When we decide that anger, and aggravation, irritation, frustration and similar states of inner discomfort, are no longer welcome in us, what happens when they arise?
What do we do, and how do we handle those feelings? First of all, these feelings are normal human states and happen to everyone. What matters most is how we react or respond to them.
As we can read in depth in The Noble Eightfold Path covered by American Buddhist Bhikkhu Bodhi, we can gravitate to one of two extremes wherein we tend to cope with those feelings: 1) giving in to them and allowing them full expression, and 2) repressing them and escaping their immediate influence. The first may feel great in the moment but creates unease, tension and dissatisfaction within us, the nervous system arousal we experience can be very addictive, and usually this behavior exacerbates or causes problems for us with others. Repressing the emotion only momentarily frees us from the interpersonal inflammation so that we can stay peaceful on the surface and in a state of denial that we are angry at all. The bolus of anger, hot and dangerous, sinks deeper into the psyche to cause damage down below our conscious awareness. When anger is submerged it creates vague distress, depression, anxiety, and apprehension, and these can lead us to self-medicate with addictive behaviors such as substance abuse, compulsive overeating, spending, and other efforts to relieve the anger we don’t even know we have.
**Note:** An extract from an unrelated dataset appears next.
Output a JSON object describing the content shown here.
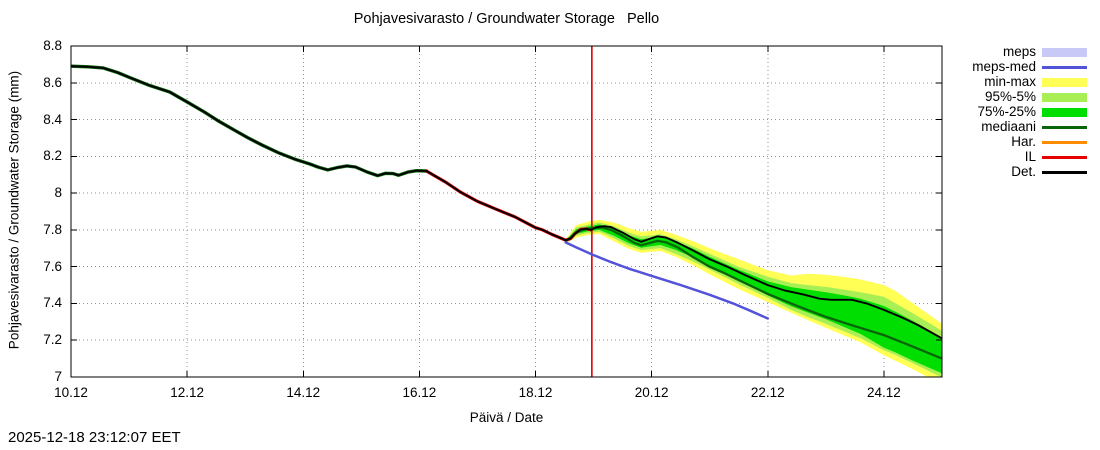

Walking the Noble Eightfold Path, also called the Middle Way by the Buddha, puts us at neither extreme but in the middle where we neither express the an ger nor repress it but face it and learn about it and let it go. In Metta meditation we aspire to learn to identify and see the sources of anger, craving and delusion in ourselves. We learn to look at what inflames anger within us and see how we can better deal with it. We stop trying to run to or from that anger but sit with it. We let it teach us about ourselves. We welcome it as our teacher but we do not let it control our thoughts or drive our actions.
Recently we attended a community gathering. My husband went to secure our seats while I went to the refreshment area for a cup of tea. Someone I see rarely spotted me and gave me a happy greeting and big hug. But as I moved toward the hot water urn, she said something insulting about my husband, insinuating that if he wasn’t with me she’d be glad. I didn’t engage in that conversation, probably laughed nervously as I moved away. But I didn’t feel very good about it. I was trying to repress the anger. A few moments later I heard this same person tell my husband she had hoped he wouldn’t be at the gathering. He became angry and made a retort that I also tried not to experience. We sat and listened to the lecture, but I was very troubled by the anger I had tried to ignore in myself and by the anger my husband seemed to be feeling as he muttered about the exchange under his breath.
This is how I dealt with this. I focused on my breathing, using the gatha “Breathing in I am calm, breathing out I smile.” After a minute or two I had indeed calmed. I then wished the nine Metta aspirations of my daily practice for myself, then for my husband, and lastly for the individual who had provoked our discomfort. I was able to identify fear and anxiety in myself, and I explored my desire not to be in the middle between angry people and my own indirect avoidance of the conflict without addressing it honestly. I knew this sudden attack had angered my husband, and I felt terrible for him. I also remembered that this person had a history of mental illness with frequent episodes of unwelcome hostility and impulsive blurting, and I wished for her to be free of that affliction. The lecture was a lengthy one, allowing me to get in about 20 minutes of sincere Metta before the gathering broke up. I chatted with others I hadn’t seen in a while, and the troublesome individual hung nearby. I attempted to pass to leave when she walked in front of me to hug me again. I stepped back slightly, and without anger or confrontation in my voice or in my heart, I simply said, “You insulted my husband.” The response was surprising. She stood staring at me for quite a while, silent. Then she said, “I live to insult husbands,” and moved away laughing as we left. I wish her healing, and I hope she can be peaceful, happy and light in body and spirit. When we experience these blessed attributes, we do not attempt to hurt others with our words or our actions.
I am so grateful for my meditation practice and for the Venerable Zen Master Thich Nhat Hanh from whom I have learned so much.